Depth dependence of bottom stress and quadratic drag coefficient for barotropic pressure-driven currents

Mofjeld, H.O.

J. Phys. Oceanogr., 18(11), 1658–1669, doi: 10.1175/1520-0485(1988)018<1658:DDOBSA>2.0.CO;2 (1988)


A level 2½ turbulence closure model is used to investigate the dependence on water depth H of bottom stress τb and quadratic drag coefficient Cd for a steady barotropic pressure-driven current in unstratified water when the current is the primary source of turbulence. For spatially uniform pressure gradient and bottom roughness z0 the magnitude |τb | increases from small values in shallow water to a maximum (at a depth ~0.004 U0/f where U0 is the geostrophic current speed derived from the pressure gradient and f is the Coriolis parameter) at which the dynamics changes from being depth-limited to being controlled by similarity scales. As the depth increases further, |τb| decreases to its deep-water value that is 15% to 19% less than the maximum. The angle θ of the bottom stress relative to the geostrophic direction decreases rapidly from 90° in very shallow water, reaching its deep-water value (~11°–21°) at a somewhat shallower depth than does |τb|. At the maximum stress θ is 8° larger than the deep-water angle. A set of computationally efficient formulas matched to the model results gives |τb| and θ for all combinations of U0, H, f and bottom roughness z0. Comparison with a variety of other models satisfying Rossby similarity over oceanographic ranges of parameters shows agreement of ~10% for |τb| and ~5° for θ.

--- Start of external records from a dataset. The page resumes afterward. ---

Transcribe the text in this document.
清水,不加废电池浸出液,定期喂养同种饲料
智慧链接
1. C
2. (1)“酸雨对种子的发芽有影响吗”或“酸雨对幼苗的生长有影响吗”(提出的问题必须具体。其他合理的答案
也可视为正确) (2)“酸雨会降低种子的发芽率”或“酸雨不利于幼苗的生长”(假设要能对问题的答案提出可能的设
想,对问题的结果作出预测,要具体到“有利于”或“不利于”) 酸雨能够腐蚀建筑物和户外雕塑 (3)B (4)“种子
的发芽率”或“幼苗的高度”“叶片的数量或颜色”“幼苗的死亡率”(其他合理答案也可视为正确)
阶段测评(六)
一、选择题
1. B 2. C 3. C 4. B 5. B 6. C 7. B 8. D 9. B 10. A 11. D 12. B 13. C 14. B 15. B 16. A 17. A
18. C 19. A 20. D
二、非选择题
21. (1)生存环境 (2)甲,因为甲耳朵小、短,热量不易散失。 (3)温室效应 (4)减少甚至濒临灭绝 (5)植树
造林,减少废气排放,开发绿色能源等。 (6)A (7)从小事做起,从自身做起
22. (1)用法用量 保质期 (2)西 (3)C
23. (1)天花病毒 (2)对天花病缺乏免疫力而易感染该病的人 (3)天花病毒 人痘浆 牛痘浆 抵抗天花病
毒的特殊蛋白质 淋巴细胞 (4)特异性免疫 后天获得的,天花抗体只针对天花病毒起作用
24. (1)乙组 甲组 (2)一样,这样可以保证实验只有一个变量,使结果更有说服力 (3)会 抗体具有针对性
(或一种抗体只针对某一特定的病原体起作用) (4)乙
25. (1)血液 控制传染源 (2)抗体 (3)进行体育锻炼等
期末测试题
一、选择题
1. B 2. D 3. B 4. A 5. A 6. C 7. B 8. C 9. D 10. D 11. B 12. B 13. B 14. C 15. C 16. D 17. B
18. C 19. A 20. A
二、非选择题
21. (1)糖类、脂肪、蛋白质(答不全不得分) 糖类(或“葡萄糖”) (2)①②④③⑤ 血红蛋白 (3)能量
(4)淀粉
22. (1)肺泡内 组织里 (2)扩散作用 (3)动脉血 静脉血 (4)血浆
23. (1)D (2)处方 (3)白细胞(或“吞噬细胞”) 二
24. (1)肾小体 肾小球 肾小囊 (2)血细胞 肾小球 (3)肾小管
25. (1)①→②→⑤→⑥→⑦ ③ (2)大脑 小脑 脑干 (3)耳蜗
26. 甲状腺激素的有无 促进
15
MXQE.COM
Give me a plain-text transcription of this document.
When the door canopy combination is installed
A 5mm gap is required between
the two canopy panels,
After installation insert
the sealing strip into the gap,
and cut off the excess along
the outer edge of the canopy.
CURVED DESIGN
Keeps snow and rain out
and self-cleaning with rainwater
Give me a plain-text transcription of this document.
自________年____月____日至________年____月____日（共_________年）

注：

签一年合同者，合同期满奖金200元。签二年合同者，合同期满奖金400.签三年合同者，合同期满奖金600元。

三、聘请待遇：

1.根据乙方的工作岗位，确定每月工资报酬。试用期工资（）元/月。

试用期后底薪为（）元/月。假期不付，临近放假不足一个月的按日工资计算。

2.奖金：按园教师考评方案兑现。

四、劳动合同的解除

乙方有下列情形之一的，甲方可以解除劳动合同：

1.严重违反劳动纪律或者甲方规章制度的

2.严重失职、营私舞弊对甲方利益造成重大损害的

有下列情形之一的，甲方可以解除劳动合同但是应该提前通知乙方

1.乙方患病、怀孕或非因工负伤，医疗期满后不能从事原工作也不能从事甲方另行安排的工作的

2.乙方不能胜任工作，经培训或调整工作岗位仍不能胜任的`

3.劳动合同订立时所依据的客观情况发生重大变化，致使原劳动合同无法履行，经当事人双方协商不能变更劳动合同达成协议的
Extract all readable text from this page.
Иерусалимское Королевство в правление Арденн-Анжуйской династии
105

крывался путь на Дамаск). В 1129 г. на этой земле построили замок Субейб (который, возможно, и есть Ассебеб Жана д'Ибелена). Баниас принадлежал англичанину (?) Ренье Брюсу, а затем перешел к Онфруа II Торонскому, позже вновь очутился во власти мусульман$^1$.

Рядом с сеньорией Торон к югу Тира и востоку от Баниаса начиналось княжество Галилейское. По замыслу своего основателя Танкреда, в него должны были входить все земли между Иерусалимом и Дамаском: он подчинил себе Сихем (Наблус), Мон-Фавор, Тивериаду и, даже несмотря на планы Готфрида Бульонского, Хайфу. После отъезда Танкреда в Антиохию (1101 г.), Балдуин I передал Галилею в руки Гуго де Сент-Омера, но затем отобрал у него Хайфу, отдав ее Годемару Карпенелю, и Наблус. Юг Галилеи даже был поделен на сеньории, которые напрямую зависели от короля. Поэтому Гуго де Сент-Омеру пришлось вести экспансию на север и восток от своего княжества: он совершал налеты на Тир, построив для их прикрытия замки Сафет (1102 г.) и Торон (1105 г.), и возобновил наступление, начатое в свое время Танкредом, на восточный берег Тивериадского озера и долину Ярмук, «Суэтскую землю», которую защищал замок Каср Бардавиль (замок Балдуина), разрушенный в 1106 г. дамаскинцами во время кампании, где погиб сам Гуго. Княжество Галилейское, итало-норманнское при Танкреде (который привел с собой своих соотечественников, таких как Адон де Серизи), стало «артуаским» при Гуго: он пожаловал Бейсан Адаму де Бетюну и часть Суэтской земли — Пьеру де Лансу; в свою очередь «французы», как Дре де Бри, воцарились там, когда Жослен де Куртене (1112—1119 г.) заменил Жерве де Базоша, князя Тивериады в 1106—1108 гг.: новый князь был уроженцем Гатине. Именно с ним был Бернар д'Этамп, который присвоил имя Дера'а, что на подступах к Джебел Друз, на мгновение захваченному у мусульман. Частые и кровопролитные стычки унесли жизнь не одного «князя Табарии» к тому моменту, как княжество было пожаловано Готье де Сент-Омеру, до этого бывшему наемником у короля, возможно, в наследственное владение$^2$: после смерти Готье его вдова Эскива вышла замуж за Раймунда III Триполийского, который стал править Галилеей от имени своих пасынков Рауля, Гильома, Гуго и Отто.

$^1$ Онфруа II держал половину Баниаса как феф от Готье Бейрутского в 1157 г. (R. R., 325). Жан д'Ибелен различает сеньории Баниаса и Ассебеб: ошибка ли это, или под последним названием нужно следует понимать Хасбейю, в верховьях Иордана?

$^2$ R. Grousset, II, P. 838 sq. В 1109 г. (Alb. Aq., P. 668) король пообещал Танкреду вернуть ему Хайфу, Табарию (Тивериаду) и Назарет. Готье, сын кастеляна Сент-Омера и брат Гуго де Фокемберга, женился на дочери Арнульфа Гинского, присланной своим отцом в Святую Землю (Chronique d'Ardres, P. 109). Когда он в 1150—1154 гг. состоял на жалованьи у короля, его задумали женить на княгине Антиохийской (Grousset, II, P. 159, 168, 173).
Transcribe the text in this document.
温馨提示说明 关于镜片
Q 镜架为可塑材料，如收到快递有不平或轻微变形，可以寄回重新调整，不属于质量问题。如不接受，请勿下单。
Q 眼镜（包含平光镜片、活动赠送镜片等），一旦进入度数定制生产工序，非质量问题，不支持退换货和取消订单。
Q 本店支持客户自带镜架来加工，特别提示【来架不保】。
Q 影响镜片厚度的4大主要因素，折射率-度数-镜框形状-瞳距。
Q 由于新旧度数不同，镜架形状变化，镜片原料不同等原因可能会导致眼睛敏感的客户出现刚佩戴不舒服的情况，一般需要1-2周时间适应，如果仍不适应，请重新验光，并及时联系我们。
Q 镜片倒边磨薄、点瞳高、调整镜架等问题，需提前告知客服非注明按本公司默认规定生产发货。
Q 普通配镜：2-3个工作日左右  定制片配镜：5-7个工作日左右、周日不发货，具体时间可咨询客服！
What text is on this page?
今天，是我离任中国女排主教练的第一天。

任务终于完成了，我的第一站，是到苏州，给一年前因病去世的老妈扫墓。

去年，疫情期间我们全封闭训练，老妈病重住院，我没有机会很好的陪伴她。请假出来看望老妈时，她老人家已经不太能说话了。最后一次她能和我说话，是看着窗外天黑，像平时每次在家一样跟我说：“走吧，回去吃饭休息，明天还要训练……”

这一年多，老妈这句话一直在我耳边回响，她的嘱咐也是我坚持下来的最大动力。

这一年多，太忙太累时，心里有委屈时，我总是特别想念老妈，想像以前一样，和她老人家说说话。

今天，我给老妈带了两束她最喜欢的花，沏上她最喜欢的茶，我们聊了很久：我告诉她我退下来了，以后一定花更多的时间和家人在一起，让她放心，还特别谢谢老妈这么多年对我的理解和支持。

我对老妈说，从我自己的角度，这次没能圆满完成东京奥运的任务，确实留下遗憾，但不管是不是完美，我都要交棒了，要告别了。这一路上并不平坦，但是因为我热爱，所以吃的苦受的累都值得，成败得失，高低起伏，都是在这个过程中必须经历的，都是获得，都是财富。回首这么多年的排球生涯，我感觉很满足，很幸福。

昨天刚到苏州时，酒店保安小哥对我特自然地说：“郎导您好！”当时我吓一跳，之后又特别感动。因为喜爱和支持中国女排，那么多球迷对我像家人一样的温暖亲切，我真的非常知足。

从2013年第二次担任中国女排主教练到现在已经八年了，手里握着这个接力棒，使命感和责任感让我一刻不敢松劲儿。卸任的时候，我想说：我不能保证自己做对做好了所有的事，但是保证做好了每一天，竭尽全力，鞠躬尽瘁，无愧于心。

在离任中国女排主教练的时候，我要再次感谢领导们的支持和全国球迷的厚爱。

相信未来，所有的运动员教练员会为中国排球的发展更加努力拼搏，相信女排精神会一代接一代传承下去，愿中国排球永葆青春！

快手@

The coefficient Cd of the quadratic drag law relating |τb| to the vertically averaged velocity is found to be approximated reasonably well by a formula from nonrotating channel theory in which the coefficient depends only on the ratio H/z0. The direction of the bottom stress relative to the vertically averaged velocity is equal to the geostrophic veering angle (~11°–21°) in deep water and decreases to ~5° for a range of intermediate depths (~0.004–0.01 U0/f) where it is relatively independent of external Rossby number U0/fz0; the angle becomes less in shallower water.